Tive com a felicidade bem aqui, me escapou

[Interlúdio 2]
[Verso 3]
Terceiro ato: quem te viu, viu a imagem da esperança
Puro na ilusão, ansioso igual criança
Exitante, obscuro, o medo te fez refém
Sem obstinação, meio mal, meio bem
Numa corda bamba, tendencioso pro pior
Parou com Jorge Ben enquanto conferiu no nó
Largar mão de tudo é foda, e ao mesmo tempo é covardia
Orou foi pra São Jorge nessa hora, quem diria...

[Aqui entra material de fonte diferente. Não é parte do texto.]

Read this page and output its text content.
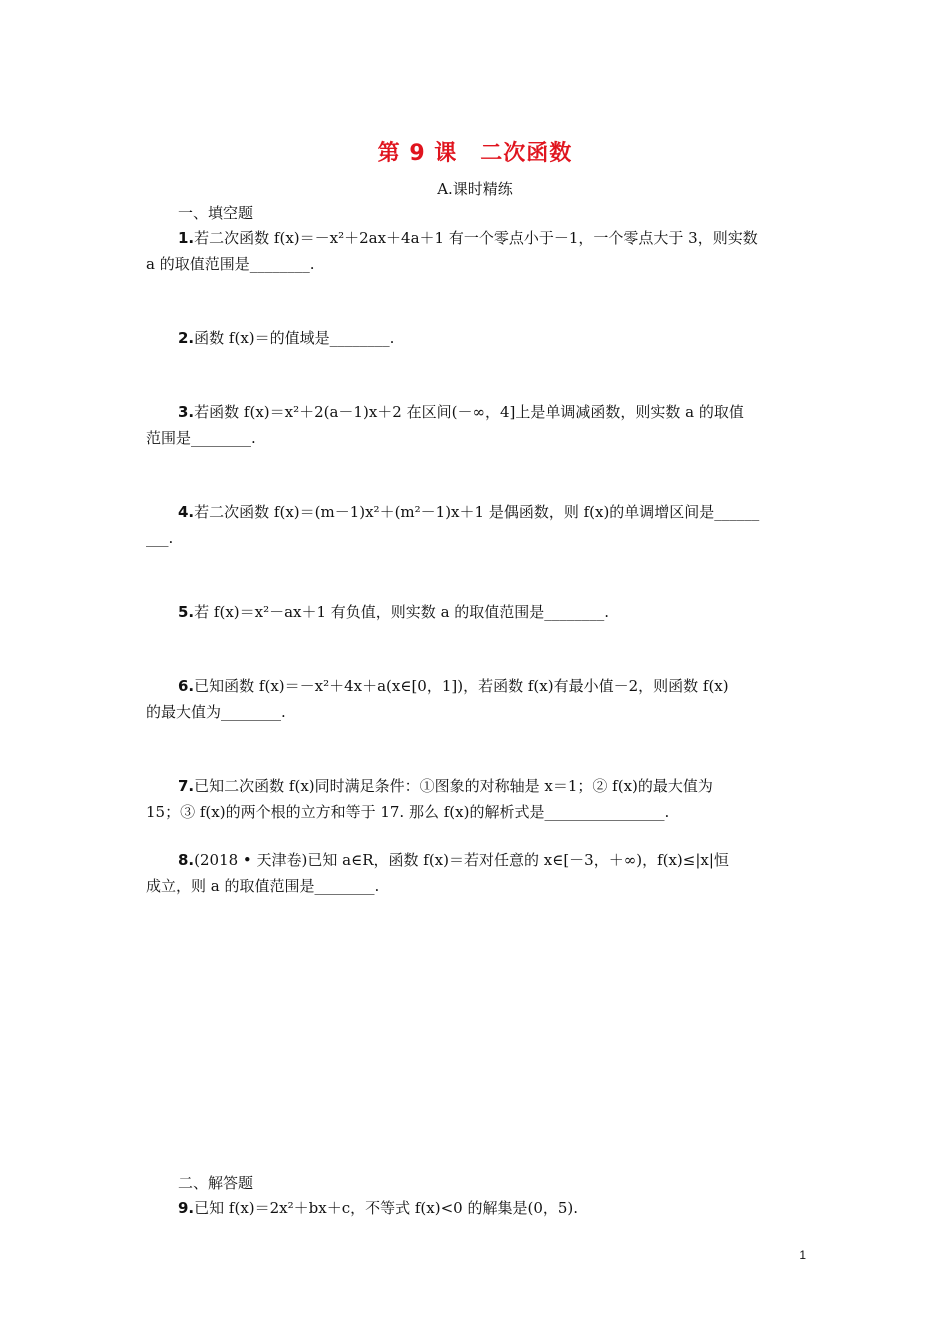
第 9 课　二次函数
A.课时精练
一、填空题
1.若二次函数 f(x)＝－x²＋2ax＋4a＋1 有一个零点小于－1，一个零点大于 3，则实数
a 的取值范围是________.
2.函数 f(x)＝的值域是________.
3.若函数 f(x)＝x²＋2(a－1)x＋2 在区间(－∞，4]上是单调减函数，则实数 a 的取值
范围是________.
4.若二次函数 f(x)＝(m－1)x²＋(m²－1)x＋1 是偶函数，则 f(x)的单调增区间是______
___.
5.若 f(x)＝x²－ax＋1 有负值，则实数 a 的取值范围是________.
6.已知函数 f(x)＝－x²＋4x＋a(x∈[0，1])，若函数 f(x)有最小值－2，则函数 f(x)
的最大值为________.
7.已知二次函数 f(x)同时满足条件：①图象的对称轴是 x＝1；② f(x)的最大值为
15；③ f(x)的两个根的立方和等于 17. 那么 f(x)的解析式是________________.
8.(2018 • 天津卷)已知 a∈R，函数 f(x)＝若对任意的 x∈[－3，＋∞)，f(x)≤|x|恒
成立，则 a 的取值范围是________.
二、解答题
9.已知 f(x)＝2x²＋bx＋c，不等式 f(x)<0 的解集是(0，5).
1
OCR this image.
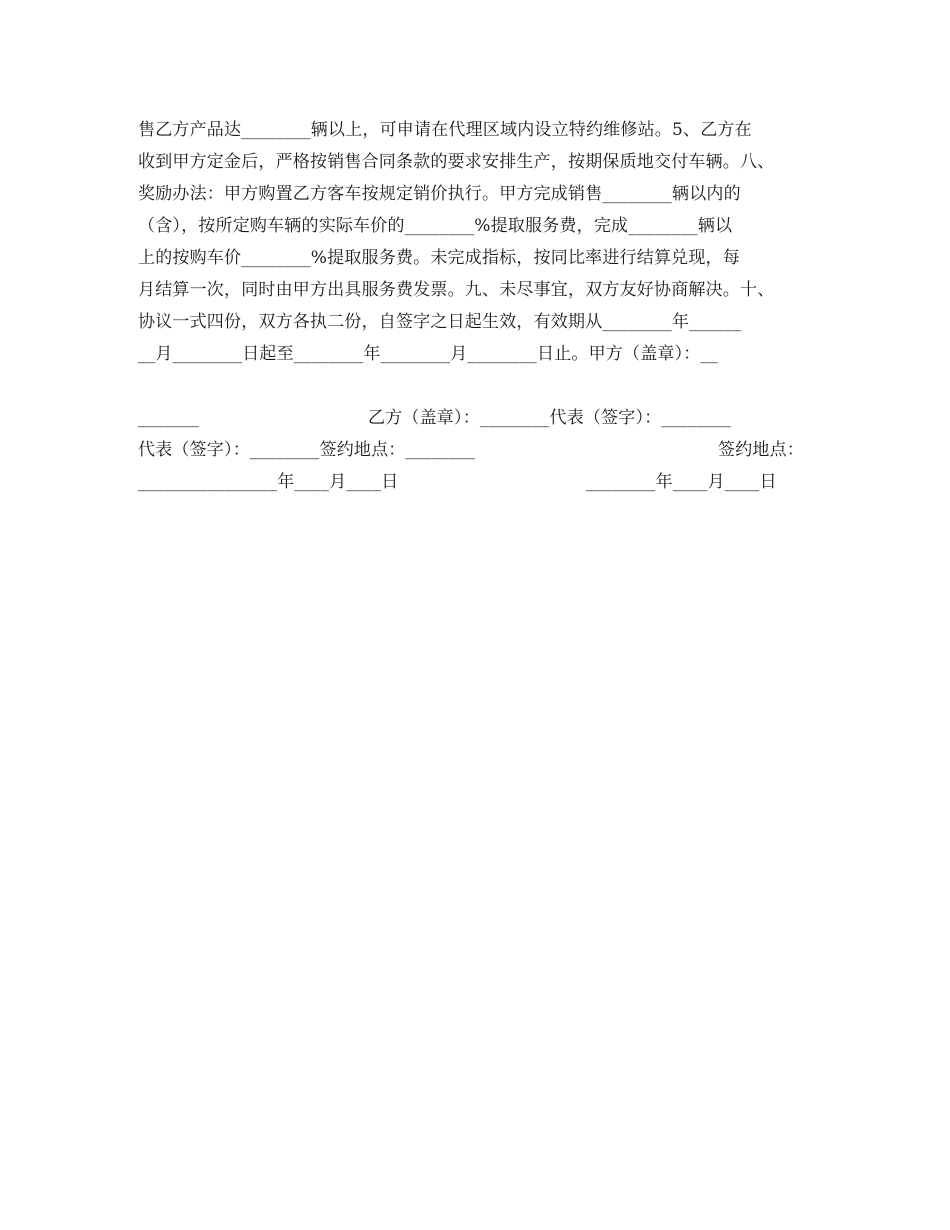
售乙方产品达________辆以上，可申请在代理区域内设立特约维修站。5、乙方在
收到甲方定金后，严格按销售合同条款的要求安排生产，按期保质地交付车辆。八、
奖励办法：甲方购置乙方客车按规定销价执行。甲方完成销售________辆以内的
（含），按所定购车辆的实际车价的________%提取服务费，完成________辆以
上的按购车价________%提取服务费。未完成指标，按同比率进行结算兑现，每
月结算一次，同时由甲方出具服务费发票。九、未尽事宜，双方友好协商解决。十、
协议一式四份，双方各执二份，自签字之日起生效，有效期从________年______
__月________日起至________年________月________日止。甲方（盖章）：__
_______	乙方（盖章）：________代表（签字）：________
代表（签字）：________签约地点：________	签约地点：
________________年____月____日	________年____月____日
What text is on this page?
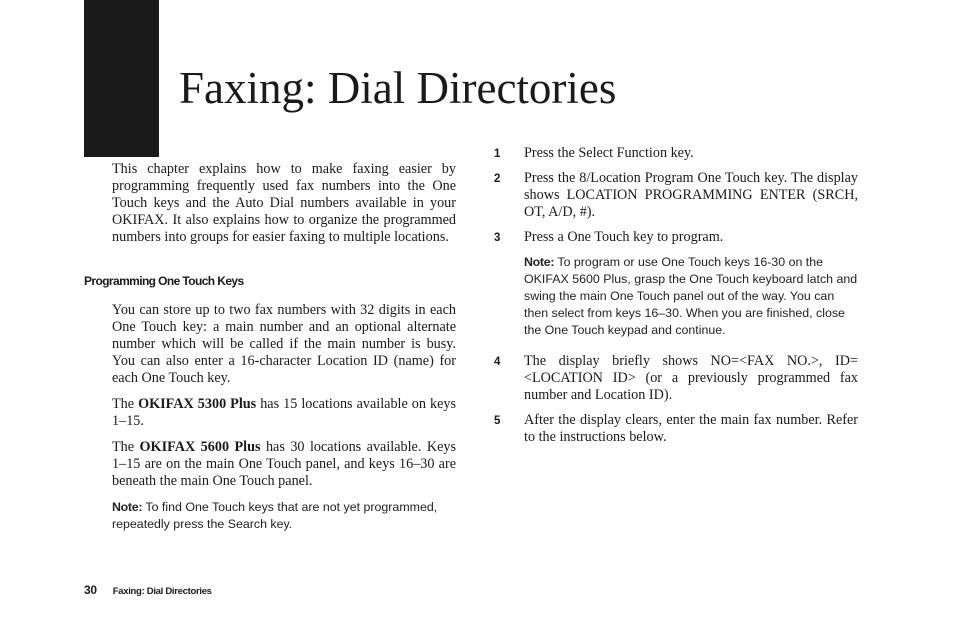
Faxing: Dial Directories

This chapter explains how to make faxing easier by programming frequently used fax numbers into the One Touch keys and the Auto Dial numbers available in your OKIFAX. It also explains how to organize the programmed numbers into groups for easier faxing to multiple locations.

Programming One Touch Keys

You can store up to two fax numbers with 32 digits in each One Touch key: a main number and an optional alternate number which will be called if the main number is busy. You can also enter a 16-character Location ID (name) for each One Touch key.

The OKIFAX 5300 Plus has 15 locations available on keys 1–15.

The OKIFAX 5600 Plus has 30 locations available. Keys 1–15 are on the main One Touch panel, and keys 16–30 are beneath the main One Touch panel.

Note: To find One Touch keys that are not yet programmed, repeatedly press the Search key.

1 Press the Select Function key.
2 Press the 8/Location Program One Touch key. The display shows LOCATION PROGRAMMING ENTER (SRCH, OT, A/D, #).
3 Press a One Touch key to program.

Note: To program or use One Touch keys 16-30 on the OKIFAX 5600 Plus, grasp the One Touch keyboard latch and swing the main One Touch panel out of the way. You can then select from keys 16–30. When you are finished, close the One Touch keypad and continue.

4 The display briefly shows NO=<FAX NO.>, ID=<LOCATION ID> (or a previously programmed fax number and Location ID).
5 After the display clears, enter the main fax number. Refer to the instructions below.
30 Faxing: Dial Directories
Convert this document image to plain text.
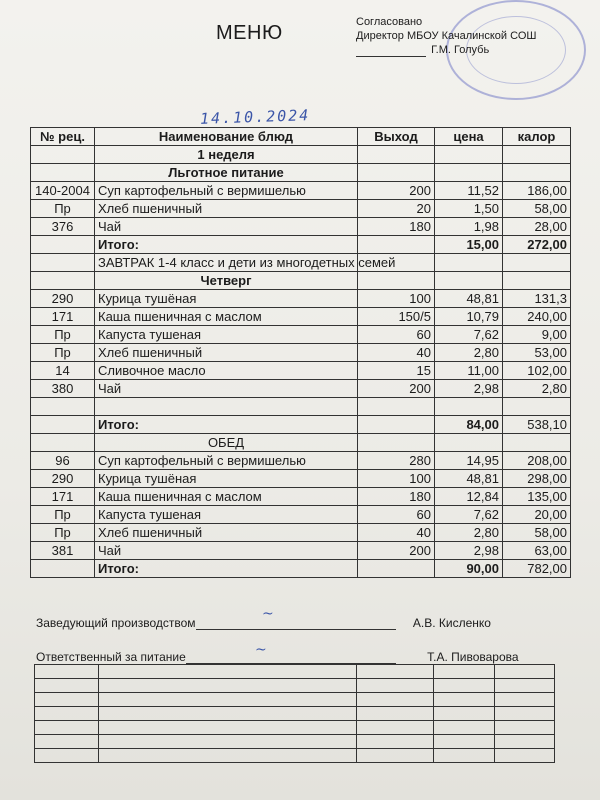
МЕНЮ	Согласовано
Директор МБОУ Качалинской СОШ
Г.М. Голубь
14.10.2024
№ рец.	Наименование блюд	Выход	цена	калор
	1 неделя			
	Льготное питание			
140-2004	Суп картофельный с вермишелью	200	11,52	186,00
Пр	Хлеб пшеничный	20	1,50	58,00
376	Чай	180	1,98	28,00
	Итого:		15,00	272,00
	ЗАВТРАК 1-4 класс и дети из многодетных семей			
	Четверг			
290	Курица тушёная	100	48,81	131,3
171	Каша пшеничная с маслом	150/5	10,79	240,00
Пр	Капуста тушеная	60	7,62	9,00
Пр	Хлеб пшеничный	40	2,80	53,00
14	Сливочное масло	15	11,00	102,00
380	Чай	200	2,98	2,80

	Итого:		84,00	538,10
	ОБЕД			
96	Суп картофельный с вермишелью	280	14,95	208,00
290	Курица тушёная	100	48,81	298,00
171	Каша пшеничная с маслом	180	12,84	135,00
Пр	Капуста тушеная	60	7,62	20,00
Пр	Хлеб пшеничный	40	2,80	58,00
381	Чай	200	2,98	63,00
	Итого:		90,00	782,00
Заведующий производством	А.В. Кисленко
~
Ответственный за питание	Т.А. Пивоварова
~
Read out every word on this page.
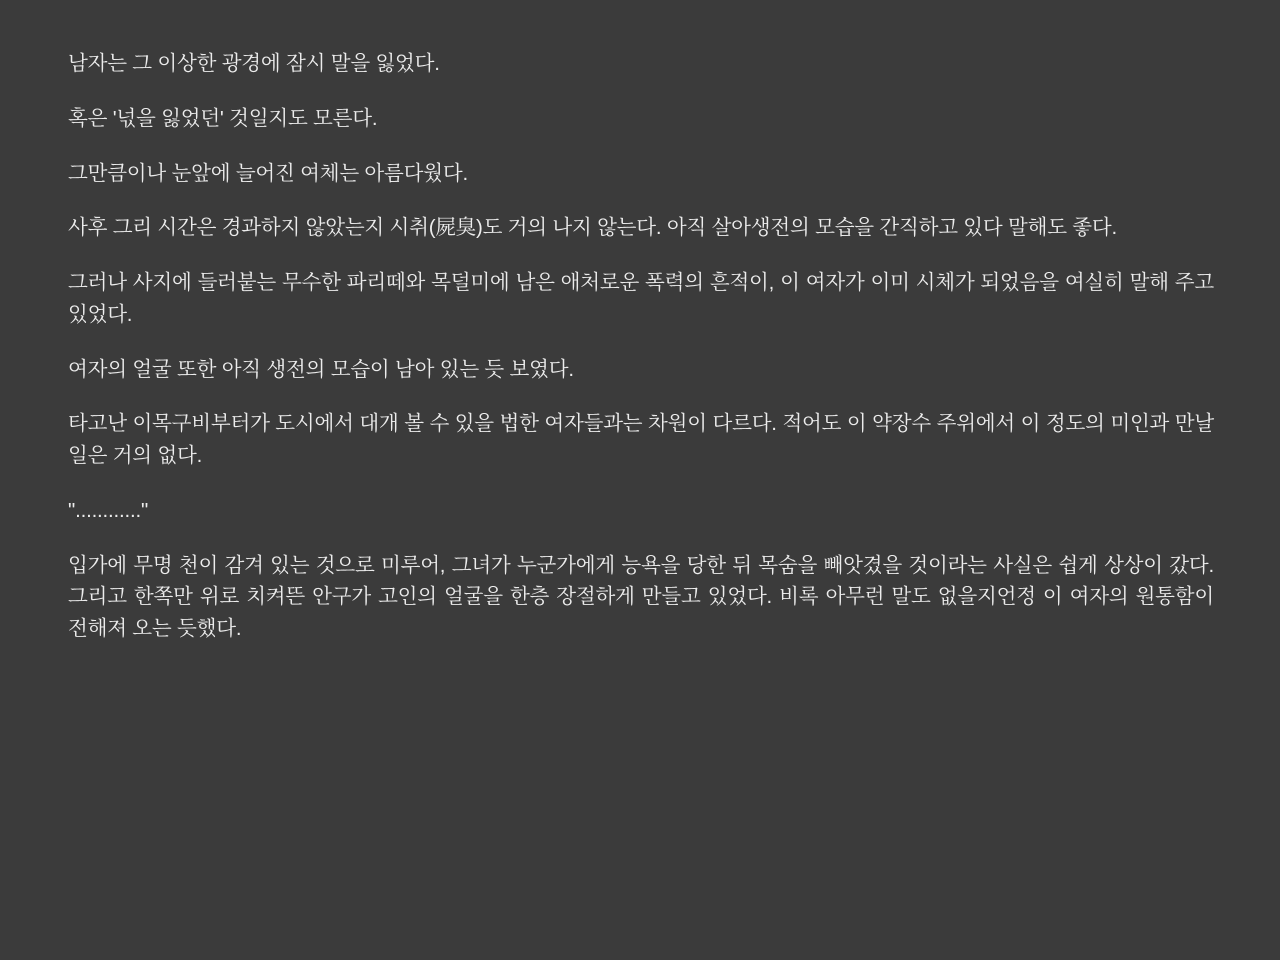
남자는 그 이상한 광경에 잠시 말을 잃었다.

혹은 '넋을 잃었던' 것일지도 모른다.

그만큼이나 눈앞에 늘어진 여체는 아름다웠다.

사후 그리 시간은 경과하지 않았는지 시취(屍臭)도 거의 나지 않는다. 아직 살아생전의 모습을 간직하고 있다 말해도 좋다.

그러나 사지에 들러붙는 무수한 파리떼와 목덜미에 남은 애처로운 폭력의 흔적이, 이 여자가 이미 시체가 되었음을 여실히 말해 주고 있었다.

여자의 얼굴 또한 아직 생전의 모습이 남아 있는 듯 보였다.

타고난 이목구비부터가 도시에서 대개 볼 수 있을 법한 여자들과는 차원이 다르다. 적어도 이 약장수 주위에서 이 정도의 미인과 만날 일은 거의 없다.

"............"

입가에 무명 천이 감겨 있는 것으로 미루어, 그녀가 누군가에게 능욕을 당한 뒤 목숨을 빼앗겼을 것이라는 사실은 쉽게 상상이 갔다. 그리고 한쪽만 위로 치켜뜬 안구가 고인의 얼굴을 한층 장절하게 만들고 있었다. 비록 아무런 말도 없을지언정 이 여자의 원통함이 전해져 오는 듯했다.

Tomou um gole d'água pra perpetuar rotina
Num estado de elevação que te contamina
"Será que vale a pena?" A dúvida sacode a mente
Verdade pra valer tem que ser contundente
Se não for, vira greve de fome do garotinho
Tentação vai embora, anda, sai do meu caminho
Eu não posso fraquejar, agora tenho que ser sujeito
A culpa invade porta a dentro, e crava no meu peito
Um passo a frente, pra descer tem que cair
Um passo atrás e os inimigos vão me perseguir
O sol bateu no rosto, eu dosei na tristeza
O mundo não ficou cruel, sempre foi por natureza
Travo o pé, sua a mão, embriagado de incerteza
Um passo pra libertação, momento de clareza
Eles querem me persuadir sem deixar sequela
Eles querem integração assim, murando a favela
Aqui não, se eu voltar vai ser eu com meus motivos
Como eu vou olhar meu pai assim? Eu nunca mais consigo
Parece simples, mas é meu nome que tá aqui
Tenho mais a perder se eu voltar do que se eu seguir
[Outro]
Eu li demais só, eu vi demais só, vivi demais só
Sofri demais só, sonhei demais só, planejei demais só
Bebi demais só, só num gole fiquei só...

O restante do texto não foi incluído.